Putusan MK Final dan Mengikat, Hima Persis Minta DPR Batalkan Revisi UU Pilkada

Estimated read time 3 min read

JAKARTA – Himpunan Mahasiswa Persatuan Islam (Hima Persis) meminta DPR RI menghentikan sementara pengujian Undang-Undang (UU) Nomor 10 Tahun 2016 tentang Pilkada. Sebab dalam revisi yang dilakukan, DPR membatalkan putusan Mahkamah Konstitusi (MK) nomor 60 dan nomor 70.

Ketua Divisi Hukum dan Hak Asasi Manusia PP Hima Persis Rizaldi Mina mengatakan, keputusan MK nomor 60/PUU-XXII/2024 sangat menentukan karena menetapkan ambang batas pengusulan calon kepala daerah dari 20 persen kursi. di DPRD mengalami penurunan. menjadi 8,5 persen, 7,5 persen atau 6,5 persen, tergantung jumlah pemilih di daerah tersebut.

“Secara konstitusional, putusan MK bersifat final dan mengikat. Oleh karena itu, undang-undang yang diuji harus diuji tanpa ada penambahan atau penafsiran terhadap amanat penting putusan MK,” ujarnya, Kamis (22/08/2024). ).

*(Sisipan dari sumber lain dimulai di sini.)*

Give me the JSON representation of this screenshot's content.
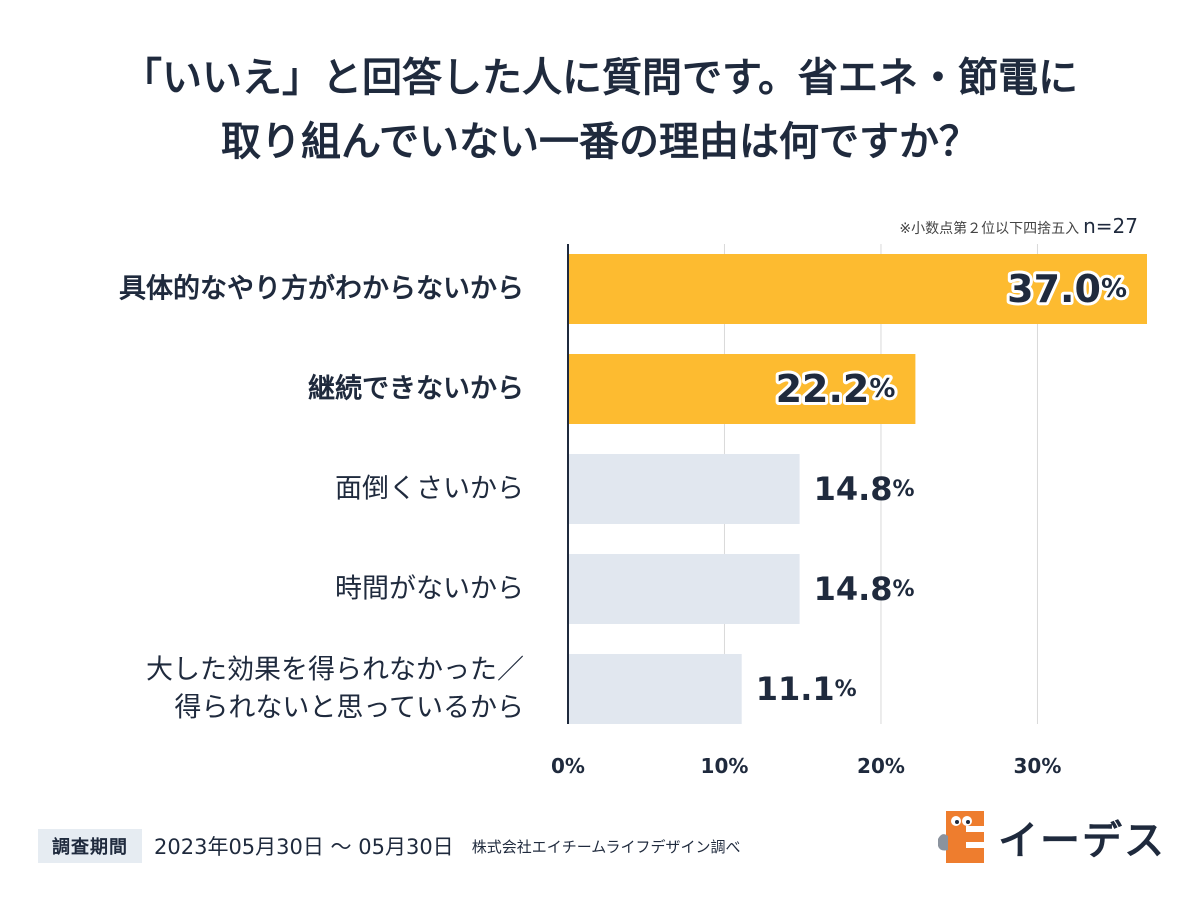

Namun, kata dia, DPR berpendapat lain. Revisi UU Pilkada yang sejak Oktober 2023 tak dibahas dan tak masuk dalam Prolegnas 2024, mendadak dibahas dalam waktu 24 jam oleh lembaga legislatif DPR (Baleg). Dalam pembahasan tersebut, DPR mengambil beberapa kesimpulan yang menghilangkan sebagian besar putusan Mahkamah Konstitusi.

Pertama, soal batasan calon, DPR mengabaikan amanat Mahkamah Konstitusi tentang batasan usia 30 tahun bagi calon gubernur dan 25 tahun bagi calon bupati/walikota sejak tanggal penetapan. DPR menggunakan Putusan Mahkamah Agung yang menyebutkan batas usia 30 tahun bagi gubernur dan 25 tahun bagi calon bupati/walikota yang dilantik, ujarnya.

Kedua, terkait dengan ambang batas parlemen. DPR membaginya menjadi dua kategori. Gabungan partai/partai dalam Riksdag harus tetap memperoleh minimal 20 persen kursi atau 25 persen suara sah. Sedangkan partai nonparlemen dengan suara sah bisa mengklaim 6,5 persen hingga 10 persen, tergantung jumlah pemilih di daerah tersebut.

Manuver terkini terhadap dua persoalan penting ini merupakan babak baru dari sekian banyak persoalan DPR. Dari segi hukum, ketentuan MK setara dengan undang-undang. Namun, DP tidak mendengarkan putusan DPR. Ini jelas merupakan langkah inkonstitusional.” katanya. .

Terkait hal itu, kata dia, Bidang Hukum dan Hak Asasi Manusia PP Hima Persi mengeluarkan tiga posisi. Pertama, menolak segala manuver politik yang mengabaikan segala bentuk tatanan konstitusional. Kedua, DPR meminta pengujian undang-undang pilkada dihentikan sementara sepanjang tidak sesuai dengan putusan Mahkamah Konstitusi.

Ketiga, menuntut agar lembaga legislatif DPR mempertanggungjawabkan segala kisruh yang terjadi pada panitia kerja revisi Undang-Undang Nomor 10 Tahun 2016 tentang Pemilihan Gubernur, Bupati, dan Walikota, ujarnya.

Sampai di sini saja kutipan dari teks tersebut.